Scott Marinoff told me about this. The Nixon Library in Yorba Linda, California recently released nearly 100,000 pages of presidential records and eighty hours of videotaped interviews relating to the 37th president of these United States. Included in the batch was this letter (PDF file) penned on February 21, 1973. In it, John D. Ehrlichman, who was then the Assistant to the President for Domestic Affairs wrote to cartoonist Garry Trudeau to request the original art to a Doonesbury Sunday page — the one for February 11, 1973.
It's one of those strips in which every panel is the same long shot of the White House and we "hear" voices coming from within — in this case, both ends of a phone conversation between Richard M. Nixon and his wife Pat, who are in different sections of the building. Nixon says to his spouse, "I have this nagging feeling I've forgotten to do something today" and he asks her to read him a copy of a schedule he left in the pocket of his other suit.

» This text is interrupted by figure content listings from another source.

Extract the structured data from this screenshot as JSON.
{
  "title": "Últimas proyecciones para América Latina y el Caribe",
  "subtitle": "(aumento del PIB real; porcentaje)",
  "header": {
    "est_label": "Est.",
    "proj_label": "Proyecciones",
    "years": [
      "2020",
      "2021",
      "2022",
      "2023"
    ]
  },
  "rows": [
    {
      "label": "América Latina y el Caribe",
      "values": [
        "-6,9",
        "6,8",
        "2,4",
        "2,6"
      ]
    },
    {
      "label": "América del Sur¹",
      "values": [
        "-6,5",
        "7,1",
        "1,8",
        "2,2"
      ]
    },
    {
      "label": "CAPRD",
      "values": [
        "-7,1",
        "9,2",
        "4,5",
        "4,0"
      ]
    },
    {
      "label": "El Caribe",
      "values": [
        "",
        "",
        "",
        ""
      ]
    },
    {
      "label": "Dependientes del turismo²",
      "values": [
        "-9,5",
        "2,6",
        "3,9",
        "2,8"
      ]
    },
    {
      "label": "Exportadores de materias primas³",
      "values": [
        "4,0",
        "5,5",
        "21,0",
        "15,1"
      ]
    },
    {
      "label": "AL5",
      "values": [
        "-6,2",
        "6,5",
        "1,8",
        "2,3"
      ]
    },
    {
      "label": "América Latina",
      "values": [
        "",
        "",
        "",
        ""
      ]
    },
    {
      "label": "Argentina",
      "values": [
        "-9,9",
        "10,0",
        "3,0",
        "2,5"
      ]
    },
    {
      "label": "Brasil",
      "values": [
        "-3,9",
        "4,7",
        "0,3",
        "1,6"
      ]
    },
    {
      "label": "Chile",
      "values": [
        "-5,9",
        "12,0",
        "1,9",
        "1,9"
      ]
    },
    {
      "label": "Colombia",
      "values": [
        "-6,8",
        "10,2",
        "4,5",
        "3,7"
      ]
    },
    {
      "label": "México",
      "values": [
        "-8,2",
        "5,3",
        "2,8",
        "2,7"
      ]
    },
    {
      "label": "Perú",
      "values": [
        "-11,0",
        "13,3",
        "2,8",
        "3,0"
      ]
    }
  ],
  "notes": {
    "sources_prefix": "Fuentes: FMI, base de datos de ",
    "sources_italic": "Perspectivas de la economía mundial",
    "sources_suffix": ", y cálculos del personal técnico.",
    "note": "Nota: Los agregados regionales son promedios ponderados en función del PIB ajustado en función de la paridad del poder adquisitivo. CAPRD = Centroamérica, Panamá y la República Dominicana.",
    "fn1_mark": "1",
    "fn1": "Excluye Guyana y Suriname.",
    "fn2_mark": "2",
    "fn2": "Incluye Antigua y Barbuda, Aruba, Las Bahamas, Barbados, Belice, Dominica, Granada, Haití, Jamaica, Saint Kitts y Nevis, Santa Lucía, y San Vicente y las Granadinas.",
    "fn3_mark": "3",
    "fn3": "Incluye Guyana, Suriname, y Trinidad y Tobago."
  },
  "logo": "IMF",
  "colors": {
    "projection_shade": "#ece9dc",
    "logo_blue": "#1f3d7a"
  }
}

She reads it to him and there's three hours alloted for one foreign affairs meeting and two hours for another and so on…until she gets down to "Domestic Affairs — 4:00 – 4:15" and Nixon cries, "That's it!"
That's the page Ehrlichman, who was in charge of meeting with Nixon about Domestic Affairs, wanted to hang on his wall along with other comic strip originals he owned, including a Pogo and a Broom Hilda. There is no information as to whether he received it and no info as to whether he later put any of his comic strip collection up in his cell. On April 30 of that year in connection with the Watergate scandal, Nixon requested and got the resignations of Ehrlichman and his fellow advisor H.R. Haldeman. On January 1, 1975, Ehrlichman, Haldeman and former Attorney General John Mitchell were convicted of multiple Watergate-related crimes and sent to prison for, in Ehrlichman's case, eighteen months.
There's also no information as to whether Mitchell ever requested the infamous Doonesbury strip for May 19, 1973 in which he was proclaimed as "Guilty, guilty, guilty." But I suspect not.